En plus des gains que nous avions identifiés lors de la rédaction de notre article en 2011 (pallier à l’insuffisance structurelle de l’Union monétaire : marché monétaire unifié – marché de la dette fragmenté, donner une alternative crédible au marché américain des Tresuries et renforcer le rôle de l’euro en tant que monnaie internationale, réduire les coûts de financement des États de la zone euro et renforcer sa stabilité financières en rassurant les investisseurs sur la capacité d’accès aux marchés de tous les pays membres de la zone), nous pouvons désormais en ajouter deux :

– Unifier au sein d’une seule institution pérenne les émissions de titres conjoints aux pays membres de la zone euro

– proposer un titre public sûr pour l’ensemble de la zone euro disponible pour les achats de l’Eurosystème pour le programme d’assouplissement quantitatif mené dans le cadre de la politique monétaire de la zone euro

– créer une véritable enceinte de coordination des politiques budgétaires des États membres de la zone euro à travers la planification de leurs émissions conjointes de dette.

 

 

Références

 

Boonstra, W. (2010).  How EMU can be strengthened by central funding of public deficits.

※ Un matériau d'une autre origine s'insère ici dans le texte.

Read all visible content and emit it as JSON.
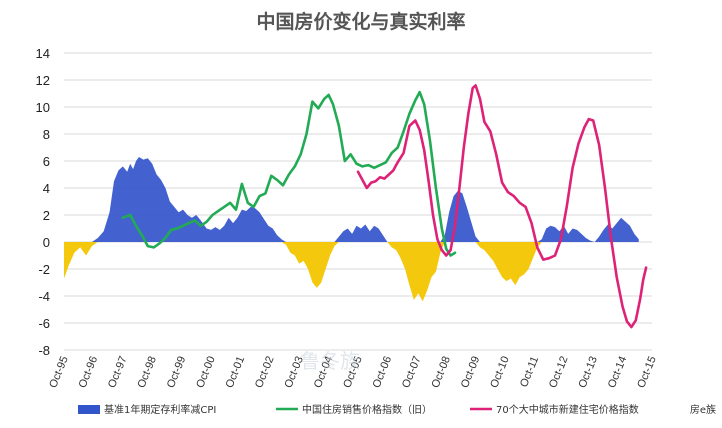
{
  "chart_data": {
    "type": "area+line",
    "title": "中国房价变化与真实利率",
    "y_ticks": [
      "14",
      "12",
      "10",
      "8",
      "6",
      "4",
      "2",
      "0",
      "-2",
      "-4",
      "-6",
      "-8"
    ],
    "ylim": [
      -8,
      14
    ],
    "xlim": [
      1995.75,
      2015.75
    ],
    "x_ticks": [
      "Oct-95",
      "Oct-96",
      "Oct-97",
      "Oct-98",
      "Oct-99",
      "Oct-00",
      "Oct-01",
      "Oct-02",
      "Oct-03",
      "Oct-04",
      "Oct-05",
      "Oct-06",
      "Oct-07",
      "Oct-08",
      "Oct-09",
      "Oct-10",
      "Oct-11",
      "Oct-12",
      "Oct-13",
      "Oct-14",
      "Oct-15"
    ],
    "x_tick_years": [
      1995.75,
      1996.75,
      1997.75,
      1998.75,
      1999.75,
      2000.75,
      2001.75,
      2002.75,
      2003.75,
      2004.75,
      2005.75,
      2006.75,
      2007.75,
      2008.75,
      2009.75,
      2010.75,
      2011.75,
      2012.75,
      2013.75,
      2014.75,
      2015.75
    ],
    "grid": true,
    "legend_position": "bottom",
    "series": [
      {
        "name": "基准1年期定存利率减CPI",
        "kind": "area",
        "color_pos": "#3355cc",
        "color_neg": "#f2c500",
        "points": [
          [
            1995.75,
            -2.7
          ],
          [
            1995.9,
            -1.8
          ],
          [
            1996.1,
            -0.8
          ],
          [
            1996.3,
            -0.4
          ],
          [
            1996.5,
            -1.0
          ],
          [
            1996.7,
            -0.3
          ],
          [
            1996.9,
            0.3
          ],
          [
            1997.1,
            0.8
          ],
          [
            1997.3,
            2.2
          ],
          [
            1997.45,
            4.5
          ],
          [
            1997.6,
            5.3
          ],
          [
            1997.75,
            5.6
          ],
          [
            1997.9,
            5.2
          ],
          [
            1998.0,
            5.8
          ],
          [
            1998.1,
            5.4
          ],
          [
            1998.2,
            6.0
          ],
          [
            1998.3,
            6.3
          ],
          [
            1998.45,
            6.1
          ],
          [
            1998.6,
            6.2
          ],
          [
            1998.75,
            5.8
          ],
          [
            1998.9,
            5.0
          ],
          [
            1999.05,
            4.6
          ],
          [
            1999.2,
            4.0
          ],
          [
            1999.35,
            3.0
          ],
          [
            1999.5,
            2.6
          ],
          [
            1999.65,
            2.2
          ],
          [
            1999.8,
            2.4
          ],
          [
            1999.95,
            2.0
          ],
          [
            2000.1,
            1.8
          ],
          [
            2000.25,
            2.0
          ],
          [
            2000.4,
            1.6
          ],
          [
            2000.6,
            1.0
          ],
          [
            2000.75,
            0.9
          ],
          [
            2000.9,
            1.1
          ],
          [
            2001.05,
            0.9
          ],
          [
            2001.2,
            1.2
          ],
          [
            2001.35,
            1.8
          ],
          [
            2001.5,
            1.4
          ],
          [
            2001.65,
            1.8
          ],
          [
            2001.8,
            2.4
          ],
          [
            2001.95,
            2.3
          ],
          [
            2002.1,
            2.6
          ],
          [
            2002.25,
            2.5
          ],
          [
            2002.4,
            2.2
          ],
          [
            2002.55,
            1.7
          ],
          [
            2002.7,
            1.2
          ],
          [
            2002.85,
            1.0
          ],
          [
            2003.0,
            0.5
          ],
          [
            2003.15,
            0.2
          ],
          [
            2003.3,
            -0.2
          ],
          [
            2003.45,
            -0.8
          ],
          [
            2003.6,
            -1.0
          ],
          [
            2003.75,
            -1.6
          ],
          [
            2003.9,
            -1.4
          ],
          [
            2004.05,
            -2.0
          ],
          [
            2004.2,
            -3.0
          ],
          [
            2004.35,
            -3.4
          ],
          [
            2004.5,
            -3.0
          ],
          [
            2004.65,
            -2.0
          ],
          [
            2004.8,
            -1.0
          ],
          [
            2004.95,
            -0.3
          ],
          [
            2005.1,
            0.4
          ],
          [
            2005.25,
            0.8
          ],
          [
            2005.4,
            1.0
          ],
          [
            2005.55,
            0.6
          ],
          [
            2005.7,
            1.2
          ],
          [
            2005.85,
            1.0
          ],
          [
            2006.0,
            1.3
          ],
          [
            2006.15,
            0.8
          ],
          [
            2006.3,
            1.2
          ],
          [
            2006.45,
            1.0
          ],
          [
            2006.6,
            0.5
          ],
          [
            2006.75,
            0.0
          ],
          [
            2006.9,
            -0.4
          ],
          [
            2007.05,
            -0.6
          ],
          [
            2007.2,
            -1.2
          ],
          [
            2007.35,
            -2.0
          ],
          [
            2007.5,
            -3.2
          ],
          [
            2007.65,
            -4.3
          ],
          [
            2007.8,
            -3.8
          ],
          [
            2007.95,
            -4.4
          ],
          [
            2008.1,
            -3.6
          ],
          [
            2008.25,
            -2.6
          ],
          [
            2008.4,
            -2.2
          ],
          [
            2008.55,
            -0.8
          ],
          [
            2008.7,
            0.5
          ],
          [
            2008.85,
            2.2
          ],
          [
            2009.0,
            3.4
          ],
          [
            2009.15,
            3.8
          ],
          [
            2009.3,
            3.6
          ],
          [
            2009.45,
            2.6
          ],
          [
            2009.6,
            1.5
          ],
          [
            2009.75,
            0.4
          ],
          [
            2009.9,
            -0.4
          ],
          [
            2010.05,
            -0.6
          ],
          [
            2010.2,
            -1.0
          ],
          [
            2010.35,
            -1.4
          ],
          [
            2010.5,
            -2.0
          ],
          [
            2010.65,
            -2.6
          ],
          [
            2010.8,
            -2.9
          ],
          [
            2010.95,
            -2.7
          ],
          [
            2011.1,
            -3.2
          ],
          [
            2011.25,
            -2.6
          ],
          [
            2011.4,
            -2.4
          ],
          [
            2011.55,
            -2.0
          ],
          [
            2011.7,
            -1.2
          ],
          [
            2011.85,
            -0.4
          ],
          [
            2012.0,
            0.2
          ],
          [
            2012.15,
            1.0
          ],
          [
            2012.3,
            1.2
          ],
          [
            2012.45,
            1.1
          ],
          [
            2012.6,
            0.8
          ],
          [
            2012.75,
            1.2
          ],
          [
            2012.9,
            0.6
          ],
          [
            2013.05,
            1.0
          ],
          [
            2013.2,
            0.9
          ],
          [
            2013.35,
            0.6
          ],
          [
            2013.5,
            0.3
          ],
          [
            2013.65,
            0.1
          ],
          [
            2013.8,
            0.0
          ],
          [
            2013.95,
            0.4
          ],
          [
            2014.1,
            0.9
          ],
          [
            2014.25,
            1.3
          ],
          [
            2014.4,
            1.0
          ],
          [
            2014.55,
            1.4
          ],
          [
            2014.7,
            1.8
          ],
          [
            2014.85,
            1.5
          ],
          [
            2015.0,
            1.2
          ],
          [
            2015.15,
            0.6
          ],
          [
            2015.3,
            0.2
          ]
        ]
      },
      {
        "name": "中国住房销售价格指数（旧）",
        "kind": "line",
        "color": "#22aa55",
        "points": [
          [
            1997.75,
            1.8
          ],
          [
            1998.0,
            2.0
          ],
          [
            1998.2,
            1.2
          ],
          [
            1998.4,
            0.5
          ],
          [
            1998.6,
            -0.3
          ],
          [
            1998.8,
            -0.4
          ],
          [
            1999.0,
            -0.1
          ],
          [
            1999.2,
            0.3
          ],
          [
            1999.4,
            0.9
          ],
          [
            1999.6,
            1.0
          ],
          [
            1999.8,
            1.2
          ],
          [
            2000.0,
            1.4
          ],
          [
            2000.2,
            1.6
          ],
          [
            2000.4,
            1.2
          ],
          [
            2000.6,
            1.5
          ],
          [
            2000.8,
            2.0
          ],
          [
            2001.0,
            2.3
          ],
          [
            2001.2,
            2.6
          ],
          [
            2001.4,
            2.9
          ],
          [
            2001.6,
            2.4
          ],
          [
            2001.8,
            4.3
          ],
          [
            2002.0,
            2.9
          ],
          [
            2002.2,
            2.6
          ],
          [
            2002.4,
            3.4
          ],
          [
            2002.6,
            3.6
          ],
          [
            2002.8,
            4.9
          ],
          [
            2003.0,
            4.6
          ],
          [
            2003.2,
            4.2
          ],
          [
            2003.4,
            5.0
          ],
          [
            2003.6,
            5.6
          ],
          [
            2003.8,
            6.5
          ],
          [
            2004.0,
            8.0
          ],
          [
            2004.2,
            10.4
          ],
          [
            2004.4,
            9.9
          ],
          [
            2004.6,
            10.6
          ],
          [
            2004.75,
            10.9
          ],
          [
            2004.9,
            10.2
          ],
          [
            2005.1,
            8.6
          ],
          [
            2005.3,
            6.0
          ],
          [
            2005.5,
            6.5
          ],
          [
            2005.7,
            5.8
          ],
          [
            2005.9,
            5.6
          ],
          [
            2006.1,
            5.7
          ],
          [
            2006.3,
            5.5
          ],
          [
            2006.5,
            5.7
          ],
          [
            2006.7,
            5.9
          ],
          [
            2006.9,
            6.6
          ],
          [
            2007.1,
            7.0
          ],
          [
            2007.3,
            8.2
          ],
          [
            2007.5,
            9.5
          ],
          [
            2007.7,
            10.5
          ],
          [
            2007.85,
            11.1
          ],
          [
            2008.0,
            10.2
          ],
          [
            2008.2,
            7.5
          ],
          [
            2008.4,
            4.0
          ],
          [
            2008.6,
            1.0
          ],
          [
            2008.75,
            -0.5
          ],
          [
            2008.9,
            -1.0
          ],
          [
            2009.05,
            -0.8
          ]
        ]
      },
      {
        "name": "70个大中城市新建住宅价格指数",
        "kind": "line",
        "color": "#dd2277",
        "points": [
          [
            2005.75,
            5.2
          ],
          [
            2005.9,
            4.6
          ],
          [
            2006.05,
            4.0
          ],
          [
            2006.2,
            4.4
          ],
          [
            2006.35,
            4.5
          ],
          [
            2006.5,
            4.8
          ],
          [
            2006.65,
            4.7
          ],
          [
            2006.8,
            5.0
          ],
          [
            2006.95,
            5.3
          ],
          [
            2007.1,
            5.9
          ],
          [
            2007.3,
            6.6
          ],
          [
            2007.5,
            8.6
          ],
          [
            2007.7,
            9.0
          ],
          [
            2007.85,
            8.3
          ],
          [
            2008.0,
            6.8
          ],
          [
            2008.15,
            4.5
          ],
          [
            2008.3,
            2.0
          ],
          [
            2008.45,
            0.2
          ],
          [
            2008.6,
            -0.6
          ],
          [
            2008.75,
            -1.0
          ],
          [
            2008.9,
            -0.6
          ],
          [
            2009.05,
            1.2
          ],
          [
            2009.2,
            4.0
          ],
          [
            2009.35,
            7.0
          ],
          [
            2009.5,
            9.5
          ],
          [
            2009.65,
            11.4
          ],
          [
            2009.75,
            11.6
          ],
          [
            2009.9,
            10.6
          ],
          [
            2010.05,
            8.9
          ],
          [
            2010.25,
            8.2
          ],
          [
            2010.45,
            6.5
          ],
          [
            2010.65,
            4.4
          ],
          [
            2010.85,
            3.7
          ],
          [
            2011.05,
            3.4
          ],
          [
            2011.25,
            2.9
          ],
          [
            2011.45,
            2.6
          ],
          [
            2011.65,
            1.4
          ],
          [
            2011.85,
            -0.4
          ],
          [
            2012.05,
            -1.3
          ],
          [
            2012.25,
            -1.2
          ],
          [
            2012.45,
            -1.0
          ],
          [
            2012.65,
            0.2
          ],
          [
            2012.85,
            2.6
          ],
          [
            2013.05,
            5.5
          ],
          [
            2013.25,
            7.3
          ],
          [
            2013.45,
            8.5
          ],
          [
            2013.6,
            9.1
          ],
          [
            2013.75,
            9.0
          ],
          [
            2013.95,
            7.2
          ],
          [
            2014.15,
            4.0
          ],
          [
            2014.35,
            0.4
          ],
          [
            2014.55,
            -2.6
          ],
          [
            2014.75,
            -4.8
          ],
          [
            2014.9,
            -5.9
          ],
          [
            2015.05,
            -6.3
          ],
          [
            2015.2,
            -5.8
          ],
          [
            2015.35,
            -4.2
          ],
          [
            2015.45,
            -2.8
          ],
          [
            2015.55,
            -1.9
          ]
        ]
      }
    ],
    "watermark": "鲁冬族",
    "legend": [
      {
        "label": "基准1年期定存利率减CPI",
        "color": "#3355cc",
        "kind": "bar"
      },
      {
        "label": "中国住房销售价格指数（旧）",
        "color": "#22aa55",
        "kind": "line"
      },
      {
        "label": "70个大中城市新建住宅价格指数",
        "color": "#dd2277",
        "kind": "line"
      }
    ],
    "corner_mark": "房e族"
  }
}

Cahier  Compte  Boel  Nr.  14  \The  Creation  of  a  Common  Bond  Market »  March

 

Brunnermeier, M. K., Garicano, L., Lane, P., Pagano, M., Reis, R., Santos, T., Thesmar, D., Van Nieuwer-burgh, S., & Vayanos, D. (2011).  European Safe Bonds (ESBies).  The Euronomics Group.

 

Markus K. Brunnermeier, Sam Langfield, Marco Pagano, Ricardo Reis, Stijn Van Nieuwerburgh and Dimitri Vayanos (2016), ESBies: Safety in the tranches, ESRB Working paper no. 21

 

Hild, A. M., Herz,  B., & Bauer,  C. (2014). Structured eurobonds: Limiting liability and distributing profits. Journal of Common Market Studies , 52 (2), 250–267.

 

Von Weizsacker, J. & Delpla, J. (2010). The Blue Bond proposal. Policy Brief 3, Bruegel.

 

Beck, T., Wagner, W., & Uhlig, H. (2011). Insulating the financial sector from the European debt crisis: Eurobonds without public guarantees.  VoxEU.

 

Daniel, L. & Diev, P. (2011) Vers une agence européenne de la dette ?, Revue de l’OFCE, 116, Janvier 2011

[1] Boonstra, W. (2010), Beck, T., Wagner, W., & Uhlig, H. (2011), Hild,  A. M., Herz,  B., & Bauer,  C. (2014).

[2] Brunnermeier et al. (2016).

[3] Press release, ESRB General Board meeting in Frankfurt, 29 September 2016.